On parle aussi d’inconscient, lorsque Lisa fouille dans le crâne de son père, c’est comme si elle explorait son passé enfoui, tout ce que le père porte au fond de lui sans en avoir conscience et qui influe sur son comportement ; ici il est matérialisé par des images et des objets.
Dans son film, Lorenzo Recio, voulait transposer l’univers du conte dans un monde plus rationnel, plus réaliste, le fantastique intervient plus tard, lorsque la fillette ouvre le crâne de son père accidenté. Nous ne sommes pas transportés dans un monde merveilleux dès le début, nous pouvons même penser que la part du fantastique pourrait être le fruit de l’imagination de la fillette.

Lorenzo Recio s’est inspiré de plusieurs œuvres dans différents domaines, en premier lieu le littéraire, avec les contes : Peter Pan, Alice au pays des merveilles et le capitaine Grant de Jules Verne.
Des œuvres photographiques et picturales nous sont aussi rappelées, comme les clichés de fillettes par Lewis Carroll, les adolescentes peintes par Balthus, les ogres de Gustave Doré et de Goya. Mais n’oublions pas la référence cinématographique majeure, "La Nuit du chasseur" de Charles Laughton.

Les références qui sont utilisées ici sont comparables au principe du collage, en utilisant différentes œuvres (visuelles ou narratives) pour en refaire une nouvelle. C’est donc ce que fait Lisa quand elle invente des histoires avec ses images. Ce mélange fait qu’il est difficile de déterminer où et quand se passe l’action du film. Nous sommes renvoyés à un imaginaire anglo-saxon et à l’ époque des années 1950 à qui correspondent les références, les décors, les objets, les costumes ou bien même le noir et blanc...

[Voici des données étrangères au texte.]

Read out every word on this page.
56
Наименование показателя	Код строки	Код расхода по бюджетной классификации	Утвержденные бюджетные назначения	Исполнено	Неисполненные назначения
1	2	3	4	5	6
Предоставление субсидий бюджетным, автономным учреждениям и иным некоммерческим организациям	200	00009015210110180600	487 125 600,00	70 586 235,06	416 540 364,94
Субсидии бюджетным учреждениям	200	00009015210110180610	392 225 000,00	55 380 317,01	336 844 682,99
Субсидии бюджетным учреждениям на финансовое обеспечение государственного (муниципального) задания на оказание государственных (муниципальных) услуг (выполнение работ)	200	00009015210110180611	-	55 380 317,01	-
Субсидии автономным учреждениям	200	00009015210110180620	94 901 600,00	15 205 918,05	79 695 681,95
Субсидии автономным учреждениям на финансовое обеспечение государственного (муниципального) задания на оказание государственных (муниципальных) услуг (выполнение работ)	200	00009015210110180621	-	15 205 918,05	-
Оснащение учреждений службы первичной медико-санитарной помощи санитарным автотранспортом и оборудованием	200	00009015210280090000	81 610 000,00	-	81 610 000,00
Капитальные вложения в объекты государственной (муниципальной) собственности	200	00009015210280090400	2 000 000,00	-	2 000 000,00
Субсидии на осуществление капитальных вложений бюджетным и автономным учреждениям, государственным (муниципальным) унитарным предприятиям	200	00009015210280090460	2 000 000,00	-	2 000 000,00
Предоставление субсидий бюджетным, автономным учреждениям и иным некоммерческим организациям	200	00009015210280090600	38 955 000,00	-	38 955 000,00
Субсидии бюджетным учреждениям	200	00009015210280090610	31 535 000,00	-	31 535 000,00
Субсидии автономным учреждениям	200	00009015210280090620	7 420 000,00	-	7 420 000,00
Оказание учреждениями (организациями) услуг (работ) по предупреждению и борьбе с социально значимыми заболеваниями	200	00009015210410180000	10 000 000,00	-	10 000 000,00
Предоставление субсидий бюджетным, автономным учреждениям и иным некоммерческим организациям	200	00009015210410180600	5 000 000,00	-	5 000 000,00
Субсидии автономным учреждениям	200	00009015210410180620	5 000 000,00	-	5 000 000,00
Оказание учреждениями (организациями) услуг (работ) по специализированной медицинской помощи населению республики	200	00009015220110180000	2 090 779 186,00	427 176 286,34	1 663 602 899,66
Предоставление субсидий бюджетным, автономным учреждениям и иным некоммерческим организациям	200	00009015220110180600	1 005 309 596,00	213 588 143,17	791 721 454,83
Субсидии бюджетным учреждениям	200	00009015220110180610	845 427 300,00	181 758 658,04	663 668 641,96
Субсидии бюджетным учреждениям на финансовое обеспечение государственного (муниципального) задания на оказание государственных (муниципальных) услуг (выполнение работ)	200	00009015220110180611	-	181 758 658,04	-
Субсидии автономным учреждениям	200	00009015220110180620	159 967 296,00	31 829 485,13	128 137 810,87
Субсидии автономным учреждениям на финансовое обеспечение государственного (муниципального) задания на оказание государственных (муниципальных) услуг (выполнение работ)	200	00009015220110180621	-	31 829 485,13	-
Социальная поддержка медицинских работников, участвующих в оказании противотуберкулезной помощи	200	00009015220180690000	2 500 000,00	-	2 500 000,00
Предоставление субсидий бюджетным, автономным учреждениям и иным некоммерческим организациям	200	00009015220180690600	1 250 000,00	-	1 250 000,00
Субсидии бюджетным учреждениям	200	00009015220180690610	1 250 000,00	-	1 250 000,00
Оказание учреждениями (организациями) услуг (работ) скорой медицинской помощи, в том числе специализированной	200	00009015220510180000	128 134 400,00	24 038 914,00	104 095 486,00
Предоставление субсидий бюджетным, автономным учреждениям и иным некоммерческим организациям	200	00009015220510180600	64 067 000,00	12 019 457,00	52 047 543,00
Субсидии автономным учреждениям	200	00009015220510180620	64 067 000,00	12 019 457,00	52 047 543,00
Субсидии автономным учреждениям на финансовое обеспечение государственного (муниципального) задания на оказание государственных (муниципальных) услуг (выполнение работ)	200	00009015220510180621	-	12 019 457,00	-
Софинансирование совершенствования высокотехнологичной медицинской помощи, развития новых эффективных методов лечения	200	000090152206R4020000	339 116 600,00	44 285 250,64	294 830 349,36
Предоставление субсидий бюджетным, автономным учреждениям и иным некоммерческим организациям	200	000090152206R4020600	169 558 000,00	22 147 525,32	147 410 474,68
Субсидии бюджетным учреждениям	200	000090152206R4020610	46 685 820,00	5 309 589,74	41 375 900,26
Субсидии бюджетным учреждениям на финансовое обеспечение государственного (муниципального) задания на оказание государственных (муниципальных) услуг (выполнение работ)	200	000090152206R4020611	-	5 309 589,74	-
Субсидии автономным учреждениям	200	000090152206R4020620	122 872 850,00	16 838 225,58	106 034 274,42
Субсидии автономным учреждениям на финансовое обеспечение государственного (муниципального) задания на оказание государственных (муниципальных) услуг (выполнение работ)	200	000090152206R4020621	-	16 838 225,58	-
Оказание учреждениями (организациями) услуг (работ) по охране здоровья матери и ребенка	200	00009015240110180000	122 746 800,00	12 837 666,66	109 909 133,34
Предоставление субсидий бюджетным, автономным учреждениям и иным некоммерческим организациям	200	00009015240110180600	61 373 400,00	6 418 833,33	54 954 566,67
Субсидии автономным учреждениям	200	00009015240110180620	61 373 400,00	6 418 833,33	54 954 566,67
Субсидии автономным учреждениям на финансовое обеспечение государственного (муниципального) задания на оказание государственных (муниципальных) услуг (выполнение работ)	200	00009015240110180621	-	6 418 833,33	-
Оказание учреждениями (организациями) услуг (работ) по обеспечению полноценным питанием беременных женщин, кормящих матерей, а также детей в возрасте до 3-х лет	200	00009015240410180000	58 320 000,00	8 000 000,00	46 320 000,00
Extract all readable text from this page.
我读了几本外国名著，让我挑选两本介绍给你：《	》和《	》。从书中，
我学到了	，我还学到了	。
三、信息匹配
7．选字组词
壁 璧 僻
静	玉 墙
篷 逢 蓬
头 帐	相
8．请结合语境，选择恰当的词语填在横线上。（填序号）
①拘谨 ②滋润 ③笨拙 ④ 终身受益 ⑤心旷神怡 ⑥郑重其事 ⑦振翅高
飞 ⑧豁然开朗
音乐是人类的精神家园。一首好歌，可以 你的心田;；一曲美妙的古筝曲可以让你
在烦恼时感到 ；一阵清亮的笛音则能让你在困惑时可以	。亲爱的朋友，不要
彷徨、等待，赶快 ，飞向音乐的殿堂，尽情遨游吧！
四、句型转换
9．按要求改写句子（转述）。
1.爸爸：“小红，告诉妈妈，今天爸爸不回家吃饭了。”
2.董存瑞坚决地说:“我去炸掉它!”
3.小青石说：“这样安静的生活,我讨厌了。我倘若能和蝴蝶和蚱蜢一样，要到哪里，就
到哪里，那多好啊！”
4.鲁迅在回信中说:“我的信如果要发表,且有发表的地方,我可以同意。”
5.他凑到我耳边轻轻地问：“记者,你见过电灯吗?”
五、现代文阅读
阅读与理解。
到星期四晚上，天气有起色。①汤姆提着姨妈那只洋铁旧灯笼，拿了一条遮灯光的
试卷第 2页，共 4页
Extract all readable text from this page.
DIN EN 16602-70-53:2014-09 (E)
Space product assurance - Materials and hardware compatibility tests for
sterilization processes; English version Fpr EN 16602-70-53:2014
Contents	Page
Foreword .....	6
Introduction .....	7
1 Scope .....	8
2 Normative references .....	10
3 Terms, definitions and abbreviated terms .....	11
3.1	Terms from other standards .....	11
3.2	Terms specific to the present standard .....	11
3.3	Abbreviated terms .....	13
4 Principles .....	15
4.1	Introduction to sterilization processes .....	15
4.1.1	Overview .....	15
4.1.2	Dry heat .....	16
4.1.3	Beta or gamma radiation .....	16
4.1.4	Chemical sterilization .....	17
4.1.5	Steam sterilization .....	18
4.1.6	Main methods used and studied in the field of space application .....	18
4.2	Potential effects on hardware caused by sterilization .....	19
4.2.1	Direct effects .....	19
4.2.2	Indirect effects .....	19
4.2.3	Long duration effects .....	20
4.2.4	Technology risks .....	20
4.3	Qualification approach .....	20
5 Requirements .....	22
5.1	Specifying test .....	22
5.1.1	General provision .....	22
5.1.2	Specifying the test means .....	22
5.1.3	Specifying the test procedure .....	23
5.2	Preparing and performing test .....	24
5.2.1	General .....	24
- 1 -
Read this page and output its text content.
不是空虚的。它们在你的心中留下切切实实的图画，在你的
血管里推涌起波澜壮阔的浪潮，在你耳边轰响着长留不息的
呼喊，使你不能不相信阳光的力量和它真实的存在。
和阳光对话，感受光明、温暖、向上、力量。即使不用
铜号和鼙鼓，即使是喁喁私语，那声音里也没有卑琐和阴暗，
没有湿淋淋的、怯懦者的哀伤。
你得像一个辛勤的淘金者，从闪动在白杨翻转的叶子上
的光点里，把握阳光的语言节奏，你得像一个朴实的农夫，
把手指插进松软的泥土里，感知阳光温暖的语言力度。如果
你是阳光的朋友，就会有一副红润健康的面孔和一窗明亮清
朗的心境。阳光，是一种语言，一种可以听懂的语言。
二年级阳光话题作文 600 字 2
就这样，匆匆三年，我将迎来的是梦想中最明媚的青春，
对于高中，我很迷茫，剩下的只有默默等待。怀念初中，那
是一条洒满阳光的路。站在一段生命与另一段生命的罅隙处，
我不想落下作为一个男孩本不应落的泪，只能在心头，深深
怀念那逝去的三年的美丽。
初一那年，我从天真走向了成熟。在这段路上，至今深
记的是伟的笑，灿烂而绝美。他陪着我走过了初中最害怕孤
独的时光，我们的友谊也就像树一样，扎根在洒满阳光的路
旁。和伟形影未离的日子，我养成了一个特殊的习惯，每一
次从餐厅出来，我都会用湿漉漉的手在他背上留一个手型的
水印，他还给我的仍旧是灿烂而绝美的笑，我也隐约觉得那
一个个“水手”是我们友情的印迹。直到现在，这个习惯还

Les ellipses sont souvent utilisées lorsque le cinéaste souhaite suggérer au lieu de montrer, par exemple quand le père lève la main sur la mère il y a une ellipse, nous ne voyons que les hématomes sur le visage de la mère, les objets cassés, les vêtements déchirés... Et nous ne savons pas non plus les relations entre les personnages, Lorenzo Recio veut nous laisser faire appel à notre imaginaire.
Dans un passage du film, Lisa tient une image, déchirés par ses frères, d’une gravure de Gustave Doré, celle du Petit Poucet, où l’ogre égorge ses filles au lieu d’égorger le Petit Poucet et ses frères. Cette gravure fait référence à la violence masculine qui règne dans la maison, Lisa compare son père à un ogre.
Le film est en noir et blanc, l’univers de la petite fille est très éclairé, tandis que l’univers du père est l’obscurité, le noir. Le cadre de Lisa est toujours ouvert alors que celui du père est toujours fermé.
Le jeu des acteurs du père et de la mère, est toujours immobile, figé et les gestes de la mère sont mécaniques, mais en ce qui concerne Lisa, elle est toujours en mouvement. Les dialogues dans Lisa sont très rares.
Quand nous regardons ce film nous devons être très attentifs, pour pouvoir comprendre le sens, il faut aimer les films en noir et blanc et presque muets, pour aimer ce court métrage.